Le célèbre parachutiste et base jumper autrichien est décédé jeudi 17 juillet à l’âge de 56 ans dans un accident de paramoteur sur la côte adriatique italienne. Il s’était fait connaître en 2012 grâce à son saut depuis la stratosphère.
Selon les médias locaux, l’accident s’est produit à Porto Sant’Elpidio, une station balnéaire située à environ 270 kilomètres au nord-est de Rome. Aux commandes d’un paramoteur – un aéronef ultraléger équipé d’une voile et d’un moteur dorsal – Baumgartner aurait perdu le contrôle de son engin avant de s’écraser dans la piscine d’un hôtel. Un employé de l’établissement a été blessé dans l’impact.
Le maire de la ville, Massimiliano Ciarpella, a confirmé la nouvelle sur les réseaux sociaux.
« Notre communauté est profondément bouleversée par la disparition tragique de Felix Baumgartner, une figure de renommée mondiale, symbole de courage et de passion pour le vol extrême », a-t-il écrit.

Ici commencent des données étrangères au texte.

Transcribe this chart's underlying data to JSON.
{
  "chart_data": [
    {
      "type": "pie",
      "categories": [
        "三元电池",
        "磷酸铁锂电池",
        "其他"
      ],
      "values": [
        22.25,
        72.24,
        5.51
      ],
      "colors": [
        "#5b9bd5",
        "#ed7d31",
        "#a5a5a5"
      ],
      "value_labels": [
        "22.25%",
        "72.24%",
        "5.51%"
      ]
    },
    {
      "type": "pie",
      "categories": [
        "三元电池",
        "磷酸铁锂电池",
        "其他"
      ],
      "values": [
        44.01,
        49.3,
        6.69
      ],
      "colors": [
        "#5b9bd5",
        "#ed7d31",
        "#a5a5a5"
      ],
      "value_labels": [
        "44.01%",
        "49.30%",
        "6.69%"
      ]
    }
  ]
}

Son sponsor de longue date, Red Bull, a également publié un communiqué :
« C’est avec une immense tristesse que nous avons appris la disparition de notre ami Felix Baumgartner. Né pour voler, il n’a cessé de repousser les limites. Felix était aussi méthodique que passionné, jamais imprudent, toujours professionnel. Il a inspiré des milliers de personnes et donné de son temps avec générosité ».
Une tête brûlée qui voulait marquer l’histoire
Baumgartner s’est illustré dans les années 1990 et 2000 par une série de sauts spectaculaires depuis des bâtiments emblématiques. En 1999, il établit un record mondial en sautant depuis les tours Petronas, à Kuala Lumpur. Il enchaîne ensuite avec un saut depuis le Christ Rédempteur, à Rio, ou encore du viaduc de Millau en France et de la tour Turning Torso en Suède.

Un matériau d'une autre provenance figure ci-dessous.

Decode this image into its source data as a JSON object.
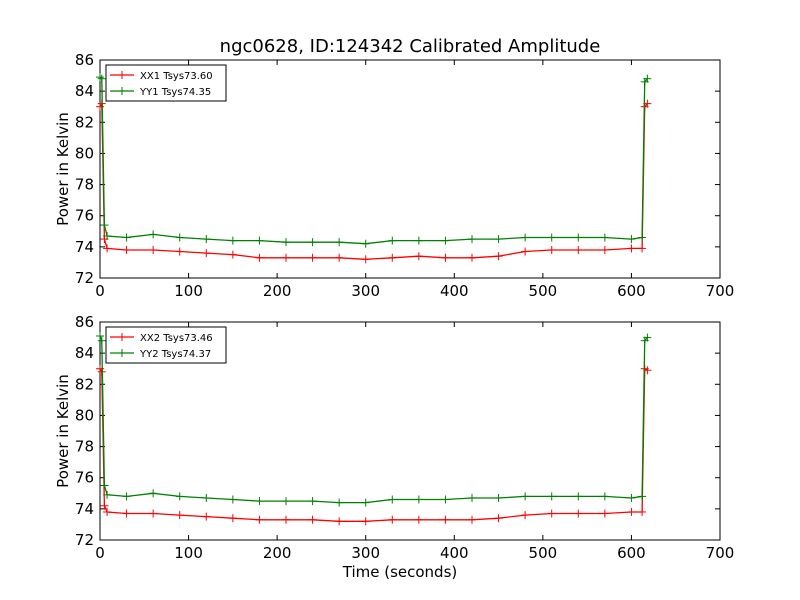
{
  "figure": {
    "title": "ngc0628, ID:124342 Calibrated Amplitude"
  },
  "colors": {
    "red": "#ff0000",
    "green": "#008000",
    "axis": "#000000"
  },
  "chart_data": [
    {
      "type": "line",
      "title": "ngc0628, ID:124342 Calibrated Amplitude",
      "xlabel": "",
      "ylabel": "Power in Kelvin",
      "xlim": [
        0,
        700
      ],
      "ylim": [
        72,
        86
      ],
      "xticks": [
        "0",
        "100",
        "200",
        "300",
        "400",
        "500",
        "600",
        "700"
      ],
      "yticks": [
        "72",
        "74",
        "76",
        "78",
        "80",
        "82",
        "84",
        "86"
      ],
      "legend_position": "top-left",
      "series": [
        {
          "name": "XX1 Tsys73.60",
          "color": "#ff0000",
          "x": [
            0,
            2,
            5,
            8,
            30,
            60,
            90,
            120,
            150,
            180,
            210,
            240,
            270,
            300,
            330,
            360,
            390,
            420,
            450,
            480,
            510,
            540,
            570,
            600,
            612,
            615,
            618
          ],
          "y": [
            83.0,
            83.2,
            74.5,
            73.9,
            73.8,
            73.8,
            73.7,
            73.6,
            73.5,
            73.3,
            73.3,
            73.3,
            73.3,
            73.2,
            73.3,
            73.4,
            73.3,
            73.3,
            73.4,
            73.7,
            73.8,
            73.8,
            73.8,
            73.9,
            73.9,
            83.0,
            83.2
          ]
        },
        {
          "name": "YY1 Tsys74.35",
          "color": "#008000",
          "x": [
            0,
            2,
            5,
            8,
            30,
            60,
            90,
            120,
            150,
            180,
            210,
            240,
            270,
            300,
            330,
            360,
            390,
            420,
            450,
            480,
            510,
            540,
            570,
            600,
            612,
            615,
            618
          ],
          "y": [
            84.9,
            84.8,
            75.4,
            74.7,
            74.6,
            74.8,
            74.6,
            74.5,
            74.4,
            74.4,
            74.3,
            74.3,
            74.3,
            74.2,
            74.4,
            74.4,
            74.4,
            74.5,
            74.5,
            74.6,
            74.6,
            74.6,
            74.6,
            74.5,
            74.6,
            84.6,
            84.8
          ]
        }
      ]
    },
    {
      "type": "line",
      "xlabel": "Time (seconds)",
      "ylabel": "Power in Kelvin",
      "xlim": [
        0,
        700
      ],
      "ylim": [
        72,
        86
      ],
      "xticks": [
        "0",
        "100",
        "200",
        "300",
        "400",
        "500",
        "600",
        "700"
      ],
      "yticks": [
        "72",
        "74",
        "76",
        "78",
        "80",
        "82",
        "84",
        "86"
      ],
      "legend_position": "top-left",
      "series": [
        {
          "name": "XX2 Tsys73.46",
          "color": "#ff0000",
          "x": [
            0,
            2,
            5,
            8,
            30,
            60,
            90,
            120,
            150,
            180,
            210,
            240,
            270,
            300,
            330,
            360,
            390,
            420,
            450,
            480,
            510,
            540,
            570,
            600,
            612,
            615,
            618
          ],
          "y": [
            83.0,
            82.8,
            74.2,
            73.8,
            73.7,
            73.7,
            73.6,
            73.5,
            73.4,
            73.3,
            73.3,
            73.3,
            73.2,
            73.2,
            73.3,
            73.3,
            73.3,
            73.3,
            73.4,
            73.6,
            73.7,
            73.7,
            73.7,
            73.8,
            73.8,
            83.0,
            82.9
          ]
        },
        {
          "name": "YY2 Tsys74.37",
          "color": "#008000",
          "x": [
            0,
            2,
            5,
            8,
            30,
            60,
            90,
            120,
            150,
            180,
            210,
            240,
            270,
            300,
            330,
            360,
            390,
            420,
            450,
            480,
            510,
            540,
            570,
            600,
            612,
            615,
            618
          ],
          "y": [
            85.1,
            84.8,
            75.5,
            74.9,
            74.8,
            75.0,
            74.8,
            74.7,
            74.6,
            74.5,
            74.5,
            74.5,
            74.4,
            74.4,
            74.6,
            74.6,
            74.6,
            74.7,
            74.7,
            74.8,
            74.8,
            74.8,
            74.8,
            74.7,
            74.8,
            84.8,
            85.0
          ]
        }
      ]
    }
  ]
}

« J’ai toujours recherché des défis que personne n’avait encore relevés », expliquait-il sur le site de Red Bull. « Parce que même si tu te blesses, tu auras fait quelque chose d’unique. Parfois, il faut souffrir, traverser le feu, mais ça doit en valoir la peine ».
C’est en 2012 que son nom entre dans la légende, avec le projet Red Bull Stratos. Depuis une capsule tractée par un ballon stratosphérique, il saute à 39 000 mètres d’altitude, battant trois records mondiaux : le plus haut vol habité en ballon, le saut en chute libre depuis la plus haute altitude, et la vitesse la plus élevée jamais atteinte sans moteur – 1 342 km/h. La chute libre dure 4 minutes et 19 secondes.
La vidéo du saut, retransmise en direct sur YouTube, attire 9,5 millions de spectateurs. Une prouesse technologique autant qu’humaine, dont le coût avait été estimé par Outside à 65 millions de dollars. Pourtant, l’exploit frôle la catastrophe : une minute après avoir sauté, il se met à tournoyer de façon incontrôlable. Un mouvement potentiellement fatal, qui aurait pu lui faire perdre connaissance. Il parvient néanmoins à se stabiliser et termine son vol en douceur, non loin de Roswell, au Nouveau-Mexique.
« La pression était énorme », confiait-il ensuite à Outside. « On a mis beaucoup plus de temps que prévu, car il fallait construire un véritable studio télé pour la retransmission. Et avoir une caméra en permanence, ce n’est pas ce qu’il y a de plus simple ».
À l’issue de cet exploit, il annonce arrêter les projets extrêmes :
« Je prends officiellement ma retraite », déclarait-il au sol.